Les chiffres donnés sont des ordres de grandeur et varient en fonction du type d’éolienne que nous choisirons.

Chaque machine nécessite en premier lieu un socle d’environ 400 à 450 m³ de béton armé, soit environ 1000 tonnes par mât (ce qui correspond en gros à 400 m de séparateur d’autoroute).

Ensuite, le mât et la nacelle requièrent 200 tonnes d’acier.

Les pales, elles, sont composées d’un mélange de fibre de verre et de fibre de carbone liées à l’aide de résine de polyester, un peu comme les coques des bateaux de plaisance.

L’électronique utilise également quelques composants précieux, comme le silicium, l’aluminium ou des plastiques polypropylènes (pétrole).

Si le recyclage des fondations en béton armé, de l'acier composant le mât, du cuivre et des équipements électroniques est maîtrisé, le traitement des pales pose encore problème. Ce défi est pris à bras le corps par de nombreuses entreprises à l’échelle européenne, et on commence à les recycler en Allemagne comme combustible de cimenterie, la silice de la fibre de verre apportant en outre un ingrédient utile au ciment.
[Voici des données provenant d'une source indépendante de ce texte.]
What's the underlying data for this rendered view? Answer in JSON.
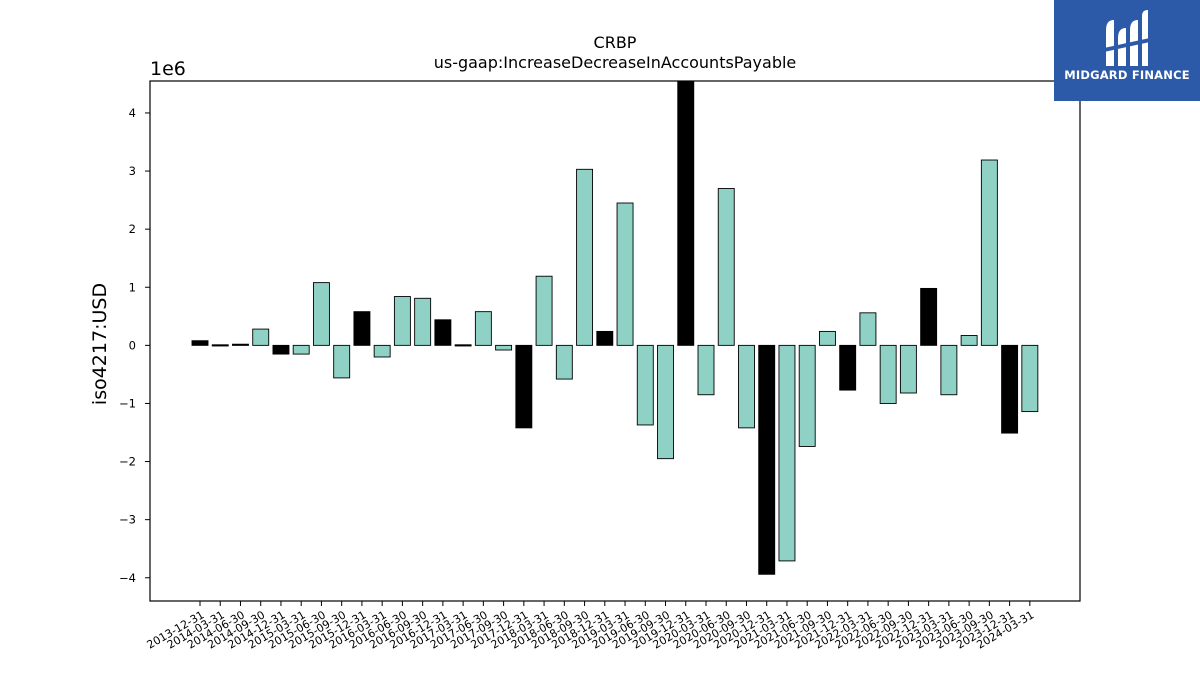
{
  "chart_data": {
    "type": "bar",
    "title": "CRBP",
    "subtitle": "us-gaap:IncreaseDecreaseInAccountsPayable",
    "ylabel": "iso4217:USD",
    "xlabel": "",
    "y_offset_label": "1e6",
    "ylim": [
      -4.4,
      4.55
    ],
    "yticks": [
      -4,
      -3,
      -2,
      -1,
      0,
      1,
      2,
      3,
      4
    ],
    "ytick_labels": [
      "−4",
      "−3",
      "−2",
      "−1",
      "0",
      "1",
      "2",
      "3",
      "4"
    ],
    "grid": false,
    "categories": [
      "2013-12-31",
      "2014-03-31",
      "2014-06-30",
      "2014-09-30",
      "2014-12-31",
      "2015-03-31",
      "2015-06-30",
      "2015-09-30",
      "2015-12-31",
      "2016-03-31",
      "2016-06-30",
      "2016-09-30",
      "2016-12-31",
      "2017-03-31",
      "2017-06-30",
      "2017-09-30",
      "2017-12-31",
      "2018-03-31",
      "2018-06-30",
      "2018-09-30",
      "2018-12-31",
      "2019-03-31",
      "2019-06-30",
      "2019-09-30",
      "2019-12-31",
      "2020-03-31",
      "2020-06-30",
      "2020-09-30",
      "2020-12-31",
      "2021-03-31",
      "2021-06-30",
      "2021-09-30",
      "2021-12-31",
      "2022-03-31",
      "2022-06-30",
      "2022-09-30",
      "2022-12-31",
      "2023-03-31",
      "2023-06-30",
      "2023-09-30",
      "2023-12-31",
      "2024-03-31"
    ],
    "values": [
      80000,
      10000,
      20000,
      280000,
      -150000,
      -150000,
      1080000,
      -560000,
      580000,
      -200000,
      840000,
      810000,
      440000,
      10000,
      580000,
      -80000,
      -1420000,
      1190000,
      -580000,
      3030000,
      240000,
      2450000,
      -1370000,
      -1950000,
      4700000,
      -850000,
      2700000,
      -1420000,
      -3940000,
      -3710000,
      -1740000,
      240000,
      -770000,
      560000,
      -1000000,
      -820000,
      980000,
      -850000,
      170000,
      3190000,
      -1510000,
      -1140000
    ],
    "colors": [
      "#000000",
      "#000000",
      "#000000",
      "#8fd1c4",
      "#000000",
      "#8fd1c4",
      "#8fd1c4",
      "#8fd1c4",
      "#000000",
      "#8fd1c4",
      "#8fd1c4",
      "#8fd1c4",
      "#000000",
      "#000000",
      "#8fd1c4",
      "#8fd1c4",
      "#000000",
      "#8fd1c4",
      "#8fd1c4",
      "#8fd1c4",
      "#000000",
      "#8fd1c4",
      "#8fd1c4",
      "#8fd1c4",
      "#000000",
      "#8fd1c4",
      "#8fd1c4",
      "#8fd1c4",
      "#000000",
      "#8fd1c4",
      "#8fd1c4",
      "#8fd1c4",
      "#000000",
      "#8fd1c4",
      "#8fd1c4",
      "#8fd1c4",
      "#000000",
      "#8fd1c4",
      "#8fd1c4",
      "#8fd1c4",
      "#000000",
      "#8fd1c4"
    ]
  },
  "logo": {
    "text": "MIDGARD FINANCE",
    "background": "#2c5aa8",
    "icon": "midgard-logo-icon"
  }
}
Il y a aussi la question des «terres rares» ou «métaux rares». L’exploitation de ces ressources, utilisées aussi dans un nombre croissant d’objets du quotidien ( téléphones portables, écrans d’ordinateur, voitures...), pose de véritables problèmes environnementaux et sociaux, notamment en Chine. Mais seules les éoliennes à aimants permanents sont concernées, donc essentiellement les éoliennes off-shore, qui les utilisent pour alléger la partie centrale et réduire les coûts de production et de maintenance. Lorsque nous auront à choisir le type de machines que nous implanterons sur le parc, notre choix se portera bien évidemment sur une technologie sans terre rare.

Autre matière critique : le cuivre, qui sert dans les bobines de la génératrice et les câbles. Si la ressource est abondante dans le monde, c’est peut-être le seul matériau qui, largement utilisé dans tout le secteur de l’énergie, pourrait trouver à s’épuiser à moyen terme. Mais on maîtrise les technologies pour recycler le cuivre, tout l’enjeu est donc de construire les filières.